Kira Lesley: The influence of the Rogue River Indian Wars and the Modoc Wars in regional historic memory is larger than I realized. I was born and raised in Portland, and I have family in Central and Eastern Oregon, so I was much more familiar with the stories of Native Americans in those regions. I knew a bit about the history of the battles down here, but there is a way that people talk about it that’s different. It’s part of the historical canon, in a way that it is not in other parts of the state.
And then of course there’s the D’Autremont brothers story—why hasn’t anyone made a feature film out of this?!
RVM: Is part of history finding the extraordinary in “ordinary” persons’ lives? Or, asked differently, is the story of history told more by the lives of “ordinary” persons?
KL: We need all these stories to tell history. It used to be that the field of history was dominated by what they call “great man” history. It mainly studied the actions of political and military leaders. That knowledge is still important for understanding history, but so is the experience of people who weren’t famous and didn’t have access to power. That is the idea around cultural history, which gained popularity in the mid twentieth century. The problem is, people without access to institutional power usually don’t leave as much of a historical record. The field of history traditionally relied on written documents, so that automatically excludes the vast majority of people throughout the ages, who did not create written documents. That’s why it’s important to preserve what we can, and why people’s recollection of seemingly mundane events are so helpful. Diaries of the Oregon Trail, for example, may be just a few jotted notes daily, but they convey a wealth of information about the people involved and their experiences.
RVM: When does history begin? 10 years ago? 50 years ago?
KL: Ha! This is a trick question. Well I’m not that big on disciplinary boundaries, and I’ve been accused of having sociological interests, rather than historical, interests at times! I think you can consider something that happened yesterday to be history. Again, in an academic setting, I think recent history is considered 50 years, but if we are talking about change over time, I think you can start any time. But the more recent an event is, the fewer frameworks you have for interpretation. So I suppose history is a continuum—the older something is the more ways you have to re-evaluate it.

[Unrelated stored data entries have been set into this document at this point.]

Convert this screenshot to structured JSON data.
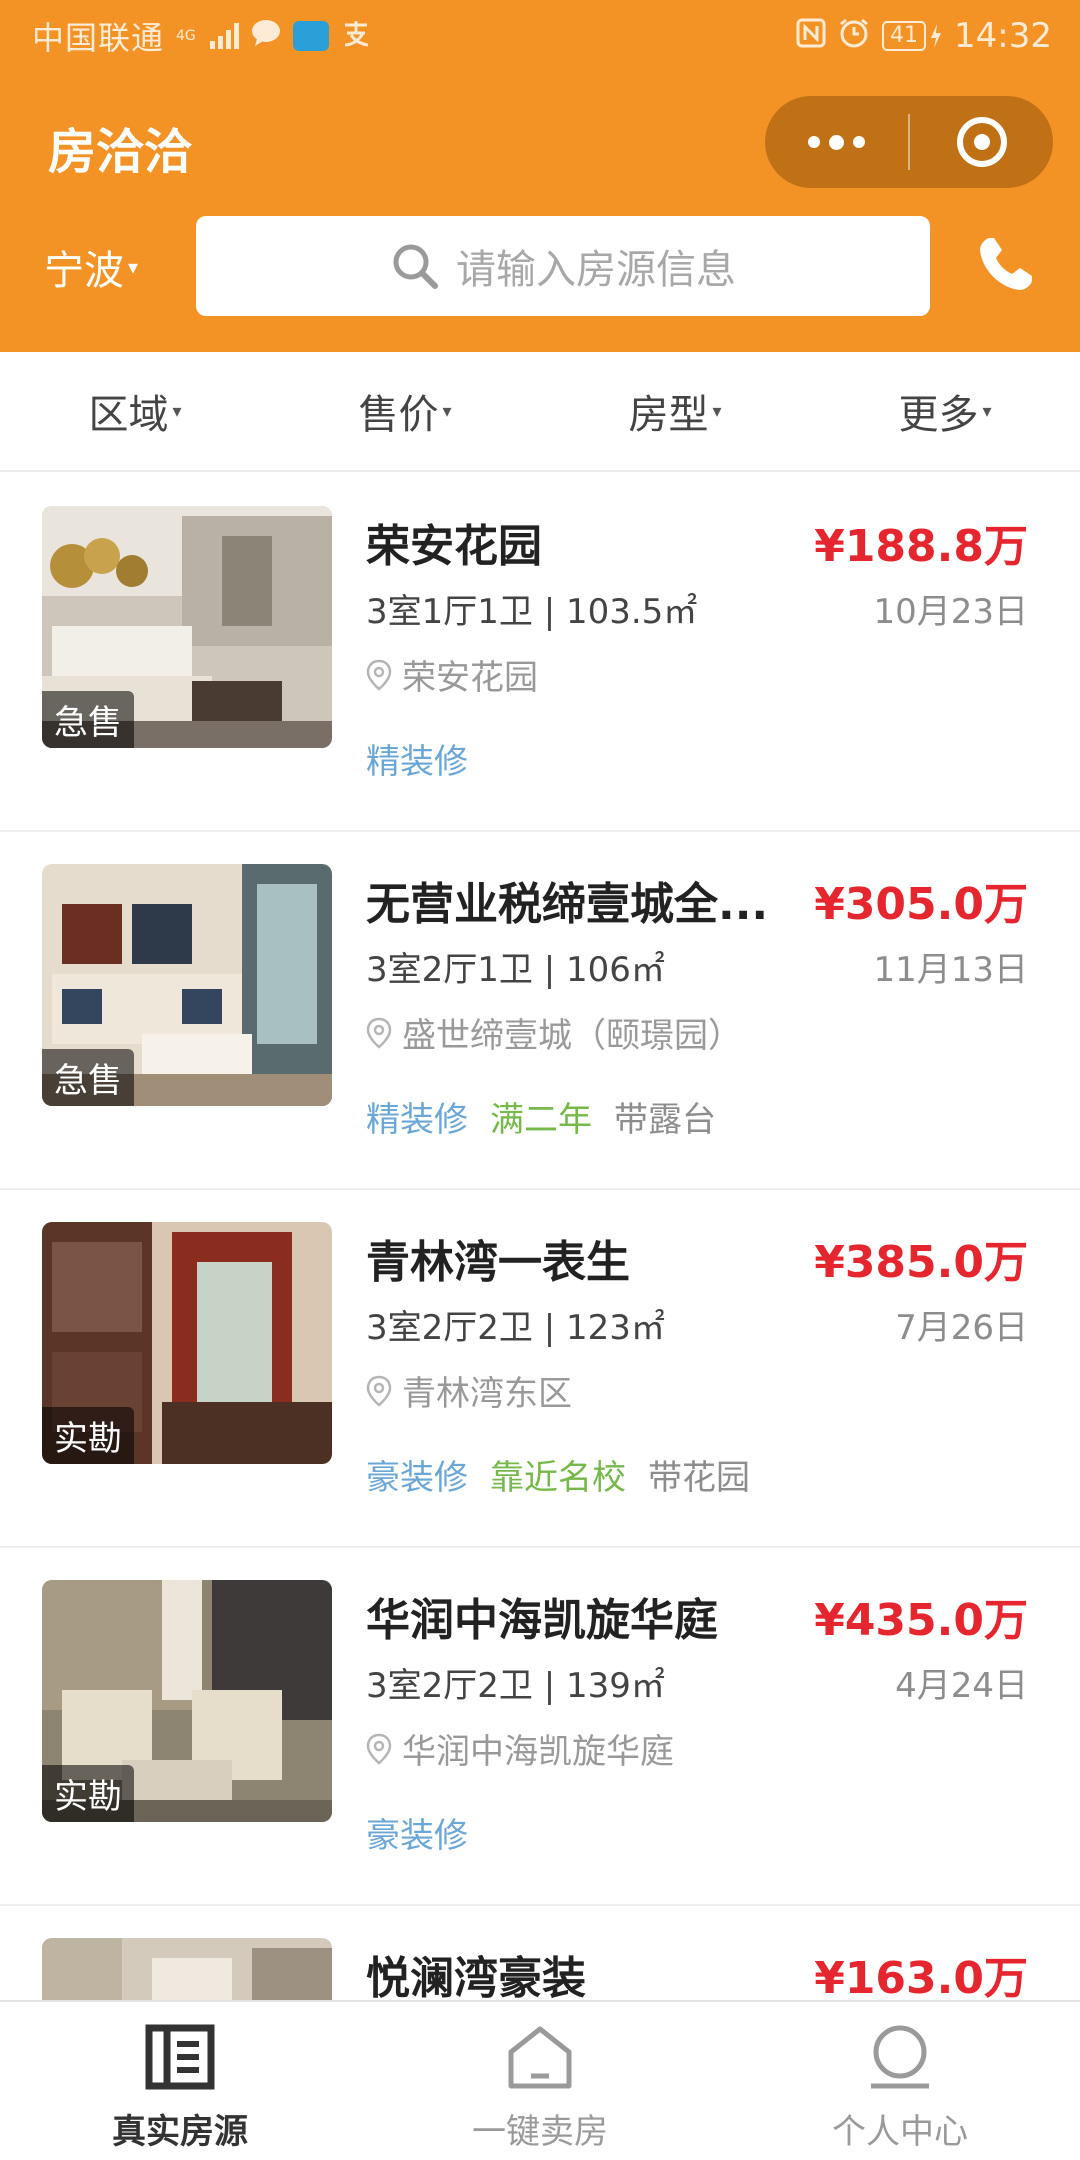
{
  "status_bar": {
    "carrier": "中国联通",
    "network": "4G",
    "clock": "14:32",
    "battery": "41"
  },
  "header": {
    "title": "房洽洽",
    "city": "宁波",
    "search_placeholder": "请输入房源信息",
    "color": "#f39325"
  },
  "filters": [
    {
      "label": "区域"
    },
    {
      "label": "售价"
    },
    {
      "label": "房型"
    },
    {
      "label": "更多"
    }
  ],
  "listings": [
    {
      "title": "荣安花园",
      "price": "¥188.8万",
      "specs": "3室1厅1卫 | 103.5㎡",
      "date": "10月23日",
      "address": "荣安花园",
      "badge": "急售",
      "tags": [
        {
          "text": "精装修",
          "kind": "blue"
        }
      ]
    },
    {
      "title": "无营业税缔壹城全...",
      "price": "¥305.0万",
      "specs": "3室2厅1卫 | 106㎡",
      "date": "11月13日",
      "address": "盛世缔壹城（颐璟园）",
      "badge": "急售",
      "tags": [
        {
          "text": "精装修",
          "kind": "blue"
        },
        {
          "text": "满二年",
          "kind": "green"
        },
        {
          "text": "带露台",
          "kind": "gray"
        }
      ]
    },
    {
      "title": "青林湾一表生",
      "price": "¥385.0万",
      "specs": "3室2厅2卫 | 123㎡",
      "date": "7月26日",
      "address": "青林湾东区",
      "badge": "实勘",
      "tags": [
        {
          "text": "豪装修",
          "kind": "blue"
        },
        {
          "text": "靠近名校",
          "kind": "green"
        },
        {
          "text": "带花园",
          "kind": "gray"
        }
      ]
    },
    {
      "title": "华润中海凯旋华庭",
      "price": "¥435.0万",
      "specs": "3室2厅2卫 | 139㎡",
      "date": "4月24日",
      "address": "华润中海凯旋华庭",
      "badge": "实勘",
      "tags": [
        {
          "text": "豪装修",
          "kind": "blue"
        }
      ]
    },
    {
      "title": "悦澜湾豪装",
      "price": "¥163.0万",
      "specs": "",
      "date": "",
      "address": "",
      "badge": "",
      "tags": []
    }
  ],
  "tabbar": [
    {
      "label": "真实房源",
      "icon": "listing-icon",
      "active": true
    },
    {
      "label": "一键卖房",
      "icon": "house-icon",
      "active": false
    },
    {
      "label": "个人中心",
      "icon": "person-icon",
      "active": false
    }
  ]
}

RVM: Exploring the library there is a lot like detective work, looking for clues in old photos and newspaper articles. Will the job of future historians be completely different; that is, instead of dealing with finding scant information, they will deal with information overload?

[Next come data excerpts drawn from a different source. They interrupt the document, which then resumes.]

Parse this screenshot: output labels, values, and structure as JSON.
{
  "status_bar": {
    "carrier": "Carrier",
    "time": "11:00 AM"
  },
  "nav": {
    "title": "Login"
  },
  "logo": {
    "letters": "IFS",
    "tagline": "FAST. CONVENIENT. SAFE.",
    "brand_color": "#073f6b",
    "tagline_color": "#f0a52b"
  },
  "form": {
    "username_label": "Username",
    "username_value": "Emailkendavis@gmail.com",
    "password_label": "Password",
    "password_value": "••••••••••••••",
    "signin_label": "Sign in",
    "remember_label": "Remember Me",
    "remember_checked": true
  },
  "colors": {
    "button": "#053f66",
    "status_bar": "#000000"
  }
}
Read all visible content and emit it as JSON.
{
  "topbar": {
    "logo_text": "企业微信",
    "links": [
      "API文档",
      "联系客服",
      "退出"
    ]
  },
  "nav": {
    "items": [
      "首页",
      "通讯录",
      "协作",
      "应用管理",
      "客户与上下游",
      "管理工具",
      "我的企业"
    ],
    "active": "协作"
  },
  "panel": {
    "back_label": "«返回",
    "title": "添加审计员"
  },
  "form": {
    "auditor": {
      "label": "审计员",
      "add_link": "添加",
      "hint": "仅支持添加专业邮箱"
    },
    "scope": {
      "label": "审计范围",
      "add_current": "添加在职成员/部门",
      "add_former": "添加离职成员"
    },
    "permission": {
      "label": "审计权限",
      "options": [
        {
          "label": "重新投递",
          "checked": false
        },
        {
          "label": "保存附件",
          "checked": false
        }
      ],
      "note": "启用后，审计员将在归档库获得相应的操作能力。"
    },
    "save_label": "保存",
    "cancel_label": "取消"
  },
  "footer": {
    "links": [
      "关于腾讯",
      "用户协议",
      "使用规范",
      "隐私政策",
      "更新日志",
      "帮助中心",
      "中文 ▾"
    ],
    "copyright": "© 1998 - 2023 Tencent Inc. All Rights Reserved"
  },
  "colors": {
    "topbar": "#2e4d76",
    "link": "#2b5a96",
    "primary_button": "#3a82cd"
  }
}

KL: Actually I don’t think so. Even though we are generating more information than ever before, I don’t know that it’s going to be preserved. Data storage is changing so fast and frequently that our ability to form guidelines and best practices is struggling to keep up. For example, I’ve read that even though people take far more pictures than they used to, they don’t keep nearly as many. We lose our phones, we lose access to our old accounts, etc.
RVM: How did you know that you wanted to make being a historian your profession?
KL: The bottom line is that I love studying history. I actually started out in college studying ancient Christianity and ancient Judaism, but from a historical perspective. But I ended up majoring in history and going on to my masters in history because it seemed like the best way to make sense of the present.
RVM: Do you have advice for someone who wants to start researching the history of southern Oregon?
KL: Come in to the Southern Oregon Historical Society Research Library! Although our artifacts are currently in storage, we have a tremendous amount of materials in the library. We have thousands of historic photographs, vital records (birth, marriage, death etc.) and fascinating oral histories. I would recommend people go to our website, where you can browse our online catalogue and start to explore what we have to offer. We also have a link to other resources, such as Ben Truwe’s site, which has thousands of indexed pages of historical material, the Rogue Valley Genealogical Society site, and Jackson County Libraries. All these resources complement each other, as do our partner organizations in the Jackson County Heritage Association. Whether you’re interested in gold mining, Chinese laborers, railroad history, orcharding, the Applegate trail, or anything else, there are countless points of entry to Southern Oregon history. If you go to our website or come in to the research library, we would be happy to help you explore!